The PCIe 4.0 D5-P5336 is the world’s first quad-tier cell SSD, with 7GB/s sequential read speed and 3.1GB/s sequential write speed. The product page states that those numbers allow for just over 1 million 4K read IOPs and 31,000 16K write IOPs. Solidigm first revealed its plans to manufacture 61.44TB storage devices at Tech Field Day 2022 last November.
The drive is now available in the E1.L form factor in 15.36TB and 30.72TB capacities. The company plans to ship the E1.L and U.2 models with 61.44TB later this year, with a 30.72TB E3.S variant sometime in the first half of 2024.
Solidigm designed the D5-P5336 to meet the growing demands of AI, machine learning, and content delivery workloads. All of these tasks require storing and moving huge data sets.
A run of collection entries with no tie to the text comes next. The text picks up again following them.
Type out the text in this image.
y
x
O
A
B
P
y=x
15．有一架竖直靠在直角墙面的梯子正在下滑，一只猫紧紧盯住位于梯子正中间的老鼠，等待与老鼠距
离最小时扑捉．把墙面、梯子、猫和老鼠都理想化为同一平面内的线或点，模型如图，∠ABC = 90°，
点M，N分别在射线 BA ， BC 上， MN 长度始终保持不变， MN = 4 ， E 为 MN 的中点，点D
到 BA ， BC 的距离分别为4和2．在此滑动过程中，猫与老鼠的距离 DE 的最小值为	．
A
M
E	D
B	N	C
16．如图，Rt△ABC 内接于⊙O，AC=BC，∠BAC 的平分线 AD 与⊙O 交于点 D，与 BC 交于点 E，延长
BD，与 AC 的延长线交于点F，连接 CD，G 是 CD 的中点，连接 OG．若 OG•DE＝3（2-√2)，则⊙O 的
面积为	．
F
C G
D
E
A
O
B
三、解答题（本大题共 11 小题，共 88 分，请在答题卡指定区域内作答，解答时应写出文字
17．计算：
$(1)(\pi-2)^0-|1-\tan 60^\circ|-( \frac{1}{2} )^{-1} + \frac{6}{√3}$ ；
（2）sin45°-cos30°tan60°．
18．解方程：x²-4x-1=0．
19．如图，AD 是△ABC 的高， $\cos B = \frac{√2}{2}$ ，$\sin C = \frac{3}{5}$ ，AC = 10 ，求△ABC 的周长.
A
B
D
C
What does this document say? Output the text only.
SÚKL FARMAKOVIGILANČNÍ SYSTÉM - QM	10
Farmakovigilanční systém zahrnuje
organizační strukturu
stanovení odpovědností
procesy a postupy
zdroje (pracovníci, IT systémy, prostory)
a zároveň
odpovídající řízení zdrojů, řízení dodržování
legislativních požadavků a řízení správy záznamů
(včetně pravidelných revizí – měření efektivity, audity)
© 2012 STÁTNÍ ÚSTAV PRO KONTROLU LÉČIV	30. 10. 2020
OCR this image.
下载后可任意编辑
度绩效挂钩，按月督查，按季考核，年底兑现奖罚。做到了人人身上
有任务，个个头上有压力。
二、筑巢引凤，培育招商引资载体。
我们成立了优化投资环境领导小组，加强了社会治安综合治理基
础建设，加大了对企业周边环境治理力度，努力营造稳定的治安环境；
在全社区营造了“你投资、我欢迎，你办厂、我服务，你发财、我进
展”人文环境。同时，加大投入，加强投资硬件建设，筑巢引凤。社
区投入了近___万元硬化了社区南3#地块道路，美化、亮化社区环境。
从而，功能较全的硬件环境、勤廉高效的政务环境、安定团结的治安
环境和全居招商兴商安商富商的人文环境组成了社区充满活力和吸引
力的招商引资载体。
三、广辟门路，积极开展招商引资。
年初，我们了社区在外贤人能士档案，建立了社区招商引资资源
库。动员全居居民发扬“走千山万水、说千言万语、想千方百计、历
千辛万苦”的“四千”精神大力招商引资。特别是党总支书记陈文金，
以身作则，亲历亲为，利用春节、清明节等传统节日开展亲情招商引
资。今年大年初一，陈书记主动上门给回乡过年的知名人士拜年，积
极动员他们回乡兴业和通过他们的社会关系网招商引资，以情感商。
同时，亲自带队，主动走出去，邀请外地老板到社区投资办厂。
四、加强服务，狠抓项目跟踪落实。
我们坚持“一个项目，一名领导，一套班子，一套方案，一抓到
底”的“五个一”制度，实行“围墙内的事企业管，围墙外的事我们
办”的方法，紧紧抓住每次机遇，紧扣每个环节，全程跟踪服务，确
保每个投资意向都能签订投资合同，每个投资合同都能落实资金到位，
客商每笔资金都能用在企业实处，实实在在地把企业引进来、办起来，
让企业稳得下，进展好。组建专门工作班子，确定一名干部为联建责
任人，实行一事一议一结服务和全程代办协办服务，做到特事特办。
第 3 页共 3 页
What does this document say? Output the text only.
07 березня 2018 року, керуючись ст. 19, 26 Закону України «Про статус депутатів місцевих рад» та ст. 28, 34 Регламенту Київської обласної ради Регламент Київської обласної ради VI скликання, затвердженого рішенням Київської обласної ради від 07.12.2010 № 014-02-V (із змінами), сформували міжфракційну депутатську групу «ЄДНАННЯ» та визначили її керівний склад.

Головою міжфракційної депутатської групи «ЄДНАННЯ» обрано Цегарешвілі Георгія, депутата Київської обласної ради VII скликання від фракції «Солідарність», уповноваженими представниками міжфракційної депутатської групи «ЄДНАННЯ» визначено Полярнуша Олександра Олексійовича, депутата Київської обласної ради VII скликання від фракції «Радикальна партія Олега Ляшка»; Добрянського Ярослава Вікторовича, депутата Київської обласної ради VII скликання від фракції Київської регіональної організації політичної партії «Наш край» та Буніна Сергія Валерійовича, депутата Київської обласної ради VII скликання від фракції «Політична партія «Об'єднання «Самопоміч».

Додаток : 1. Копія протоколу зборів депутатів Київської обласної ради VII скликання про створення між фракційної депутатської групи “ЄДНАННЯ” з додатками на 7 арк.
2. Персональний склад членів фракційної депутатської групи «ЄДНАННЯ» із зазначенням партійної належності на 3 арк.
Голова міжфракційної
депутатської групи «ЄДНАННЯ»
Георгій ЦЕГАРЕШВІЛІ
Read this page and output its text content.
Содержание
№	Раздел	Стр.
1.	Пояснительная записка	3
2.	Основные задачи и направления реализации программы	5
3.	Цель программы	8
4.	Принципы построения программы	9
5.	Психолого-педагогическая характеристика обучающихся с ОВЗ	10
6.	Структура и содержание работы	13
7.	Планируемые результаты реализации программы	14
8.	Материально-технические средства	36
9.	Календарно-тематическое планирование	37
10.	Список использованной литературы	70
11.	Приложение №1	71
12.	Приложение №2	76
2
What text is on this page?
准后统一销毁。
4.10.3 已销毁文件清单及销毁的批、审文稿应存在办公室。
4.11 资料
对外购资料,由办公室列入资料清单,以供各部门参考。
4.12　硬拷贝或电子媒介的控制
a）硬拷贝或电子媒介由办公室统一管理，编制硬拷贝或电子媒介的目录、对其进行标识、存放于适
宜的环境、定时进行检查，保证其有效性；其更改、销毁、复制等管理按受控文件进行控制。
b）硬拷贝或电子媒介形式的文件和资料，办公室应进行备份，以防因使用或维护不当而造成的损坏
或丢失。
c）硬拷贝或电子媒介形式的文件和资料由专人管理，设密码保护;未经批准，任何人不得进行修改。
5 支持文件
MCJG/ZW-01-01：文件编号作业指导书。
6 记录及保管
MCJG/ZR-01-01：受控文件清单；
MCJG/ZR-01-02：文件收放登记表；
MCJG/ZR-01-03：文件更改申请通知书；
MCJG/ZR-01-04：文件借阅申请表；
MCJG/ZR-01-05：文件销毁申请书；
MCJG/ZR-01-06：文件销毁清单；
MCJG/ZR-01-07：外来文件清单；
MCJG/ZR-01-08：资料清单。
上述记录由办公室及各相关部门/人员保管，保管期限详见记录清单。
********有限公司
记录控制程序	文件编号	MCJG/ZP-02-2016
Higher capacity drives can reduce the physical size and power footprint of drive arrays. The company claims that the D5-P5336 drops significantly compared to TLC and HDD arrays.
With power and cooling costs reduced by 125 percent in a rack just over half the size, Solidigm’s new units could reduce total cost of ownership (TOC) by 17 percent compared to a fully TLC array, assuming both deployments are 100PB. In contrast to an HDD array, the D5-P5336 could cut power and cooling costs nearly five times with a rack one-sixth the size for 47 percent lower TOC. The savings are most dramatic compared to hybrid arrays: a power and cooling cost reduction of up to 600 percent in a rack one-seventh the size, resulting in a 61 percent lower TOC.
The 30.72TB model currently available puts Solidigm in direct competition with Micron, which launched a similarly sized data center SSD in May (compared in the chart above). Solidigm’s drive has slightly faster read speeds, but uses 20 percent more power.